There are clear references in various texts to two groups of people who lived in or very close to the lands that became Gondor at the end of the Second Age: the Druedain (who apparently dwelt in three or more areas of Middle-earth) and a group of tribes of men including the (Dead) Men of Dunharrow, whom Tolkien said were related to the Dunlendings and the Men of Bree. Some of the swarthy Gondorians who march to reinforce Minas Tirth from the coasts may be related to the Dunlendings and their ancient kin (including the Second House of the Edain, the Folk of Haleth). I and some other people have referred to all these peoples as Gwathuirim, although that name is only properly used of the Second Age clans or tribes that lived near the Gwathlo.

But were there other “types” of men who lived in the lands that later became Gondor? We simply cannot answer the question. Tolkien implied a near-continual movement of tribes and clans around Middle-earth, among all his peoples. At one time many Nandor dwelt in the lower vales of Anduin, but many of them left with Denethor in the First Age; and the rest were probably slain or driven out during the War of the Elves and Sauron. The Númenóreans also settled in the area, some marrying into local tribes/clans. The Exiles from Númenóre who arrived with Isildur and Anarion thus found a rather varied population in the region (including the mysterious Elves of Edhellond, who probably included descendants of Nandor and Avari as well as some Sindar regardless of which origin story you want to deem authoritative).

Beyond that we have too little information about the demographics of the various ancient peoples of Gondor. If you are designing a role-playing campaign or writing fan fiction and you want my opinion, I would guess that the “safest” route to take is to assume that all the pre-Númenóreans were probably either Druedain, Gwathuirim, or Elves. But frankly my guesses in these kinds of things have been pretty bad, historically. I once devised a perfectly plausible explanation for how men related to the Folk of Beor (the First House of the Edain) and Marach (the Third House of the Edain) could have migrated back into Rhovanion during the Second Age — only to learn eventually (in The Peoples of Middle-earth) that Tolkien had decided there were always men related to those two tribes living in Rhovanion. They had never left.
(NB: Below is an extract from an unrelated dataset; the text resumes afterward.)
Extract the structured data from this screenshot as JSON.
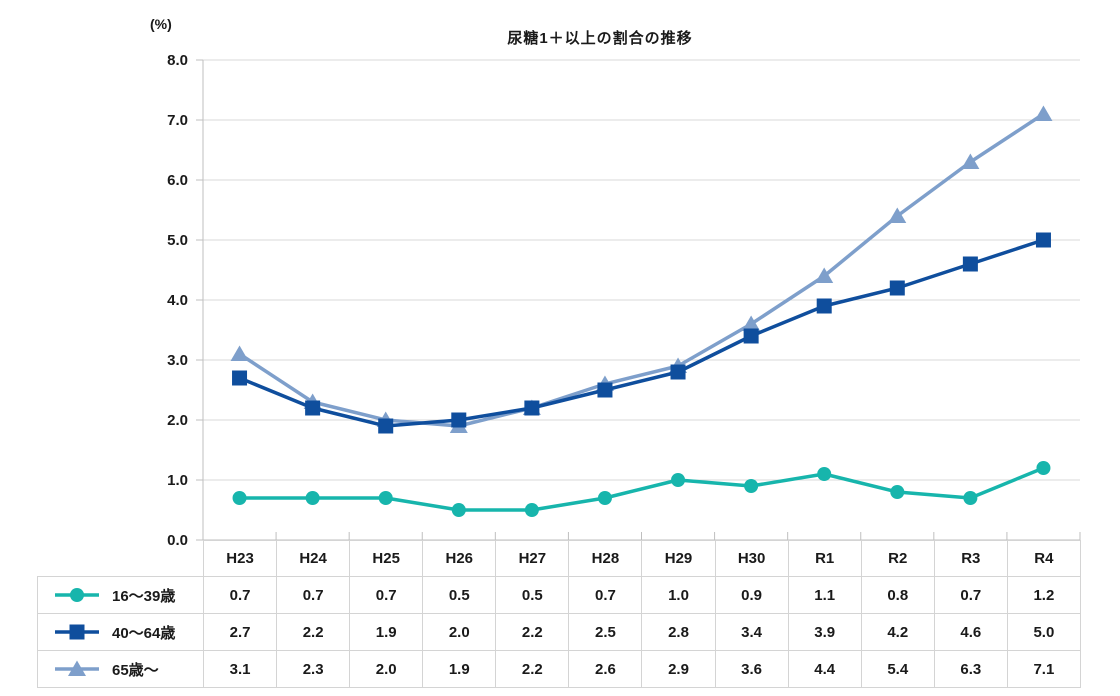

So it could always be that — had he given any thought to the matter — Tolkien envisioned some other group of men dwelling in the coastlands that became Gondor, much like the Folk of Bor had left relatives behind who became ancestors of the some of the men of Eriador; much like there were men from Angmar and Rhudaur who, apparently, were not related to the Edain of the First Age, either.